Reposted from a School Book op-ed with permission from Professor Nicholas Tampio
May 17, 2013
Bill Gates Should Not Micro-Manage Our Schools
The multinational software giant, Microsoft, once bundled its Explorer search engine with Windows, and refused, for a time, to have Windows run WordPerfect, a competitor to Microsoft Word. As head of Microsoft, Bill Gates wanted everyone to use the same program. As funder of the Common Core, I believe he wants to do the same with our children.
The Common Core is one of the most effective educational reform movements in United States history. Gates is a financial backer of this movement. Looking at this connection enables us to see why the United States should be wary of letting any one person or group acquire too much control over education policy.
Launched in 2009 and now adopted by 45 states, the Common Core articulates a single set of educational standards in language arts and mathematics. Although the Common Core claims not to tell teachers what or how to teach, school districts must prove to state legislatures or the federal government (via the Race to the Top program) that they are complying with the Common Core. The simplest and most cost-effective way for a school district to do that is to purchase an approved reading or math program.
The Common Core transfers bread-and-butter curriculum decisions from the local to the state and national level.
On the Common Core website, Gates applauds this development, stating that the initiative brings the nation closer to “supporting effective teaching in every classroom.” Here, I believe, one sees a link between Gates’s business and advocacy sides.
The Common Core may raise standards in some school districts, but one ought to read the literature with a critical eye.
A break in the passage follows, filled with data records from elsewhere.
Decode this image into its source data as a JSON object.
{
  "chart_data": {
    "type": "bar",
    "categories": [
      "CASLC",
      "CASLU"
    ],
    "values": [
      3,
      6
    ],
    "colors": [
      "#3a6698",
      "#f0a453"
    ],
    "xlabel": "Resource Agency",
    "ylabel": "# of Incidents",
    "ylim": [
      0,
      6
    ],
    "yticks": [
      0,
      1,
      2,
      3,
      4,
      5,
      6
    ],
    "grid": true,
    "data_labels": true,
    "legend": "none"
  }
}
The Common Core has not been field-tested anywhere. The Common Core does not address many root causes of underperforming schools, such as hungry students or dangerous neighborhoods. And the Common Core has an opportunity cost, namely, that it forces thriving school districts to adopt programs that may be a worse fit for the student body.
We can learn a lesson from the recent history of the computing industry. Apple and Microsoft have pressed each other to make better applications, phones, notepads, and cameras. Though Gates may have wanted to vanquish Apple, Steve Jobs prompted him to improve his products, which in turn benefited every computer user. Competition brings out the best in people and institutions. The Common Core standardizes curricula and thereby hinders competition among educational philosophies.
Surely, one could say, certain standards are self-evidently good. A Common Core principle of first grade math is that students should “attend to precision” and “look for and make use of structure.” Just as a computer program requires each number, space, and function to be in its right spot to operate, so too the standards emphasize thinking in an orderly fashion and showing each step of the work.
In a new book, Letters to a Young Scientist, the Harvard biologist E.O. Wilson argues that the demand for precision can hurt the scientific imagination. Wilson celebrates the fanciful nature of innovation by reflecting on how Darwin formulated the idea of descent with modification while sailing on the H.M.S. Beagle and Newton discovered that white light is a mix of colored lights while playing with a prism. Though teachers sometimes need to write orderly equations on a blackboard, real progress comes “amid a litter of doodled paper.” Doodling is a prelude to a eureka moment, the fuel of scientific research.
Would it be wise to nationalize an educational policy that frowns on doodling?
One could argue about the details of the Common Core standards: how to strike the right balance, say, between fiction and non-fiction, humanities and sciences, doodling and straight lines, and so forth. And yet this approach concedes that America ought to have the same approach in every classroom.
America needs many kinds of excellent programs and schools: International Baccalaureate programs, science and technology schools, Montessori schools, religious schools, vocational schools, bilingual schools, outdoor schools, and good public schools. Even within programs and schools, teachers should be encouraged to teach their passions and areas of expertise. Teachers inspire life-long learning by bringing a class to a nature center, replicating an experiment from Popular Science, taking a field trip to the state or national capital, or assigning a favorite novel. A human being is not a computer, and a good education is not formatted in a linear code.
As a result of the Common Core, teachers in our school district must now open boxes filled with reading materials, workbooks, and tests from a “learning company.” How depressing and unnecessary. As Apple and Google have shown, great work can be done when talented employees are granted power and encouraged to innovate.
In regards to education policy, I’d prefer Bill Gates to have a loud voice in his school district, but a quieter one in mine.
Prof. Nicholas Tampio teaches Critical Theory at Fordham University.
Postscript from Professor Nicholas Tampio on why he began to study the Common Core:
Last spring, my son’s kindergarten education went from outstanding to mediocre in a blink. The teacher is a wonderful woman who lives and breathes her craft. For years, she developed innovative curricula and inspired children to love school. The year before my son started kindergarten, the high school valedictorian spoke at length about how this teacher sparked his curiosity in physics and space. He is at Stanford now.